Özelde Konya'ya bakacak olursak: Durumun biraz daha diğer Anadolu şehirlerinden farklı olduğunu görüyoruz... Bunda en büyük etken, Konya merkezli ciddi sanayi yatırımlarıdır. Bu şirketlerin sağladığı istihdam, Konya'ya sağladıkları katma değer, şehrimizde daha iyi hissedilmekte. Örneğin, Konya işsizlik oranı açısından Türkiye'nin en rahat, en sorunsuz şehridir.

Krizden dolayı yatırımlarınızda bir kısıtlamaya gittiniz mi ?

Kriz dönemlerinde tüm firmalar kârdan çok, mevcut durumu korumayı ve krizi en az hasarla atlatmayı düşünürler. Biz daha önce belirttiğim gibi, banka kredisi ve özel fon kullanmıyor, mevcut yatırımlarımızı kendi öz kaynaklarımızla yapıyoruz. Kriz öncesi başlayan yatırımlarımıza hiçbir aksama olmadan devam ettik ve ediyoruz.

Şu an İstanbul Hadımköy Organize Sanayi Bölgesine yaklaşık 10.000 m2 kapalı alanlı ve toplamda 40.000 m2 yi bulan iki adet fabrika yatırımımız son hızla devam etmekte. Bunun yanı sıra Konya'daki Orman Ürünleri Tesisi'mize yeni bir pres hattı ve ilave tesisler yapıyoruz. Yine Ereğli yolu üzerindeki mermer ve granit tesislerimize de Konya'da ilk defa uygulanan büyük bir arıtma tesisi ilave ettik. Tüm bunların yanında Büsan Organize Sanayi Bölgesi'nde faaliyet gösteren Miradoor kapı fabrikamıza da yeni bir pres ilave ederek kapasitesini üç katına çıkarmış olduk.

Yatırımcılara neler tavsiye edersiniz?

Tüm yatırımcılara tavsiyemiz: daima üretmeleri, üretilen bu mamüllerin öncelikle yurtdışına satılmasını sağlamaları ve üretime destek olan sahalara yatırımlar yapmalarıdır. Çünkü Türkiye buna mecburdur. Üretmeyi, istihdam oluşturmayı hedefleyen ve ülkesini her şeyden daha çok seven Anadolu sanayicisine mutlaka destek verilmelidir.

2001-2002 yılında yatırımlarınızı, beklentilerinizi ve hedeflerinizi öğrenebilir miyiz.
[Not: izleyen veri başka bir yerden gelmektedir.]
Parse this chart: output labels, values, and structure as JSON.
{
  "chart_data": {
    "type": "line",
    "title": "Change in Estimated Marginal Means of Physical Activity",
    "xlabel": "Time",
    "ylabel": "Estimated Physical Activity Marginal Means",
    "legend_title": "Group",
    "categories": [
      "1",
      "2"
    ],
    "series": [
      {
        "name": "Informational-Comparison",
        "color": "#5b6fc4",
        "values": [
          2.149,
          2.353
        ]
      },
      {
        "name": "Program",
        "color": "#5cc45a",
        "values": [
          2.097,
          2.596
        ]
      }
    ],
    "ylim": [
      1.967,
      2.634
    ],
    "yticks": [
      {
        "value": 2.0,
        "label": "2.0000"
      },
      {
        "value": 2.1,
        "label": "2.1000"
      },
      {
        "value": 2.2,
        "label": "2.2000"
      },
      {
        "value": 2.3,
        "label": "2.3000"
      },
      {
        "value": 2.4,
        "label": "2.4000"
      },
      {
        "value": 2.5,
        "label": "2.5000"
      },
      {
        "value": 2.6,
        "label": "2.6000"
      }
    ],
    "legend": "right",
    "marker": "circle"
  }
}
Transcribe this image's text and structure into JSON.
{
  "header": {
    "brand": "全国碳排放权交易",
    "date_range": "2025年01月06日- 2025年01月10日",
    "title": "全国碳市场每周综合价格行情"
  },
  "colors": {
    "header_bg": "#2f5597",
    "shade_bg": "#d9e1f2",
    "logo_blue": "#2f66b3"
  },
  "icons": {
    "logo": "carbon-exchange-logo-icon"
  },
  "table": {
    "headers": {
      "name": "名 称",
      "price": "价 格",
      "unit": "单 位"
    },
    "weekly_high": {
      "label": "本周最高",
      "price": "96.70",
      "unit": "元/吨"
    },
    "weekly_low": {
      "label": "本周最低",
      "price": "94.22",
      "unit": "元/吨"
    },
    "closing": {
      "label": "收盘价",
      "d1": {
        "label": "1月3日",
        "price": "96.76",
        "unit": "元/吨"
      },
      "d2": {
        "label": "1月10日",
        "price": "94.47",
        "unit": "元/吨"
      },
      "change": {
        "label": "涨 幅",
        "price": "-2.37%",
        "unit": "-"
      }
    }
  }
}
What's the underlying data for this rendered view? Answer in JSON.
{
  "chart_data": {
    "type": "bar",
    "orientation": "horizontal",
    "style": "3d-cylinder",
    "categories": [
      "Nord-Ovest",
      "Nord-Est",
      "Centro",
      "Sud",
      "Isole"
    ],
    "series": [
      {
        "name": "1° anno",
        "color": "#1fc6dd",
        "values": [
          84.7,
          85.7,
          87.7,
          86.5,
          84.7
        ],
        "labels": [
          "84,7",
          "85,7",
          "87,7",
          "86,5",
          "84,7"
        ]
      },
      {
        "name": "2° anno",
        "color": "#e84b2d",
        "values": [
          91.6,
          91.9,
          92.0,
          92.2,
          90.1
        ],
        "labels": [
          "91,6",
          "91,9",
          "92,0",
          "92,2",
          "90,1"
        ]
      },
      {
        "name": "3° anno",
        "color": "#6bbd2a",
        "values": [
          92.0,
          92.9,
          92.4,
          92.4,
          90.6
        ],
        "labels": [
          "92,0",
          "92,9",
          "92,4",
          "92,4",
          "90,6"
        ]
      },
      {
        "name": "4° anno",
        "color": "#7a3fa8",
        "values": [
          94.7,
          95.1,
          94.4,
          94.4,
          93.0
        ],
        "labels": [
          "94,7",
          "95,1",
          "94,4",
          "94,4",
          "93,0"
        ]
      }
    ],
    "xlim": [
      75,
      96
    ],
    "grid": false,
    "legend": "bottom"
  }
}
2001-2002 sezonunda mevcut yatırımlarımızı ve özellikte İstanbul'da devam etmekte olan yeni tesis inşaatlarımızı devreye sokmayı düşünüyoruz. Bunun yanısıra özellikle bu dönemde stratejik hedeflerimizi gerçekleştirmek için gereken çalışmaları aralıksız sürdürmeyi ve mevcut ihracat potansiyelimizi daha da arttırarak yurtdışı pazarlarda etkin hale gelmeyi planlıyoruz. Ayrıca mevcut tesislerimizde üretimi arttırmaya, kaliteyi daha da üst seviyelere çıkarmaya yönelik birtakım modernizasyon ve revizyon çalışmalarımız devam edecek.

Türkiye'de böyle bir devalüasyon dönemi kaçınılmazdı. Bugün ise yüksek kurdan istifade ile hemen hemen bütün ürettiğimiz mamüllerimizi ihracata yönlendireceğiz ki, bu krizden toplum olarak en iyi şekilde çıkabilelim.

Nihai hedefimiz, Noya grubuna bağlı firmaları önümüzdeki beş yıl içinde sektörlerinde ilk ona giren firmalar konumuna yükseltebilmektir.